Europe’s governments value the opinion of their peers more than that of ?their citizens. That isn’t democracy

By Christopher Bickerton

A substantial majority of Irish people voted yes to the Lisbon treaty on 2 October. Leaders and officials across Europe were relieved and hoped that this would mean that the treaty would finally come into force. Since then, people say that the European Union must stop looking inwards and turn outwards, to what the EU can do in the world. The Economist wrote that “it is time for the world’s biggest economy to rise from its slumber and play a global role” (1). Charles Grant argued in the Financial Times that an advantage of having Tony Blair as the new president of the European Council would be that “he might inspire the EU to shift its focus from sterile institutional debates towards global challenges such as climate change, energy security, nuclear proliferation and the Middle East” (2).

That the EU’s attempt to bring itself closer to its citizens can be dismissed as sterile shows the contempt many commentators have for the democratic process. How can we know what goals the EU should pursue if there’s no proper mechanism for translating people’s views into policy? To say that we should look outwards rather than inwards is to say that we know what people want better than they know themselves. This patronising attitude is difficult to square with the democratic principle that governments represent the people, but it is central to explaining much of what has gone wrong in Europe over the last decade.

With the second referendum in Ireland, it is thought that the economy pushed people into the Yes camp. A European Commission poll found that a quarter of those surveyed switched their vote from a No in 2008 to a Yes in 2009 because they thought the Lisbon treaty would help the Irish economy (3).

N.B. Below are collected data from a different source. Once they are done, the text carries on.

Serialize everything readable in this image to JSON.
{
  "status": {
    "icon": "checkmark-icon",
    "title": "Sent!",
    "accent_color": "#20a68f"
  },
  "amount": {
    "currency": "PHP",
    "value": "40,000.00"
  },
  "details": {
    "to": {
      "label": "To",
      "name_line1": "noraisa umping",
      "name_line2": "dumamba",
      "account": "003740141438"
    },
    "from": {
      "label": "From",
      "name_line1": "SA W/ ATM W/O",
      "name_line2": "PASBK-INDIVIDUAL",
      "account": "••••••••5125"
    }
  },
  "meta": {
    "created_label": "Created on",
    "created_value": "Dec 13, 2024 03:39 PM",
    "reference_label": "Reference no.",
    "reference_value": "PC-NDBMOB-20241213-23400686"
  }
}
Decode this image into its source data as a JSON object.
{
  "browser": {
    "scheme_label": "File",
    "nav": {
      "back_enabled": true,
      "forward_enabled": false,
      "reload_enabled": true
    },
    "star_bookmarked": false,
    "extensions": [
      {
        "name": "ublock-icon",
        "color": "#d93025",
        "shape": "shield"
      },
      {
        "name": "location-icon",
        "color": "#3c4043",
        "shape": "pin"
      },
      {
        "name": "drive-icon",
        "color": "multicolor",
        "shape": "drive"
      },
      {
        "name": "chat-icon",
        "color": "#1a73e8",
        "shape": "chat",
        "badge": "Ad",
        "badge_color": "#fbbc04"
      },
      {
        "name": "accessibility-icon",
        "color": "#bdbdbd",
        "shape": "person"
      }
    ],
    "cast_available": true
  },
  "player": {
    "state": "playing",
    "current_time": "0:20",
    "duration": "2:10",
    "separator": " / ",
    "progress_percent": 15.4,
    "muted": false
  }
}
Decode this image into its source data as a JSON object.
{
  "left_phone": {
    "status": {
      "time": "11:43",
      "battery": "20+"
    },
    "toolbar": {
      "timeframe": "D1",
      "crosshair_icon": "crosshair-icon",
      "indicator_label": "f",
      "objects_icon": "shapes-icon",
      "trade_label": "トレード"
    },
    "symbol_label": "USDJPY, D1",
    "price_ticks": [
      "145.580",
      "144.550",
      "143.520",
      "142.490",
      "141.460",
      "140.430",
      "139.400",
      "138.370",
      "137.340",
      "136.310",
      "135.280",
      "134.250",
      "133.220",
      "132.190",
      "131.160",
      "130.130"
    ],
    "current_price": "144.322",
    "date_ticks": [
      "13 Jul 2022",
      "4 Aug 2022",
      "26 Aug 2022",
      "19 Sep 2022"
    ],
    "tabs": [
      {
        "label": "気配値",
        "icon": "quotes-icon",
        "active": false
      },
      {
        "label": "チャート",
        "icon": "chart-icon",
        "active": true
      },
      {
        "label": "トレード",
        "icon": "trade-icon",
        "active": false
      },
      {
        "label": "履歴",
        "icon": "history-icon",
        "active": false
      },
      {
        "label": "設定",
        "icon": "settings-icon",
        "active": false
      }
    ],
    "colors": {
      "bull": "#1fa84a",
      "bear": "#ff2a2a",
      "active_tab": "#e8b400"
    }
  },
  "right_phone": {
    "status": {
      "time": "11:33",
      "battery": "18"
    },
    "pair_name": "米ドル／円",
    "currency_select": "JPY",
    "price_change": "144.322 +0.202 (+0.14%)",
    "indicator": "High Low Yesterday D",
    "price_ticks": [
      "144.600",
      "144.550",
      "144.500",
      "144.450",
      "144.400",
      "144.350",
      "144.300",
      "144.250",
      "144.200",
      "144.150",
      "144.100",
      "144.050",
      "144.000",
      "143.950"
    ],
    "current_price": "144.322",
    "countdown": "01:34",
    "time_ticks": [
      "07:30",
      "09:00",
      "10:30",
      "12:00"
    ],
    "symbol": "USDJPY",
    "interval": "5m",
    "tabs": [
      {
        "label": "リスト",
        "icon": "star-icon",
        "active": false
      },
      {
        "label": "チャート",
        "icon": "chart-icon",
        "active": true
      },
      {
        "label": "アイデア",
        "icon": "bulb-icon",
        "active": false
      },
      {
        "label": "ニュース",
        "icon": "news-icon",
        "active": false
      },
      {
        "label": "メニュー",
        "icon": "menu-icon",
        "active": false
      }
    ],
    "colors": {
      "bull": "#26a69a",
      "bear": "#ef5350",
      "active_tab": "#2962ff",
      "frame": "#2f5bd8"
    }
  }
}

The economy was a major factor in the campaign, although it was used cynically by both sides. The Yes side spoke of what the Lisbon treaty could address, as if it had been explicitly written to deal with the economic crisis. In fact, it is, as Wolfgang Münchau put it, “a pre-crisis treaty for a post-crisis world” (4). The No side was also cynical in invoking the treaty’s impact on jobs, producing the best billboard of the campaign: the one that said, alongside a large photo of the Irish prime minister, Brian Cowen: “The only job Lisbon will save is his.”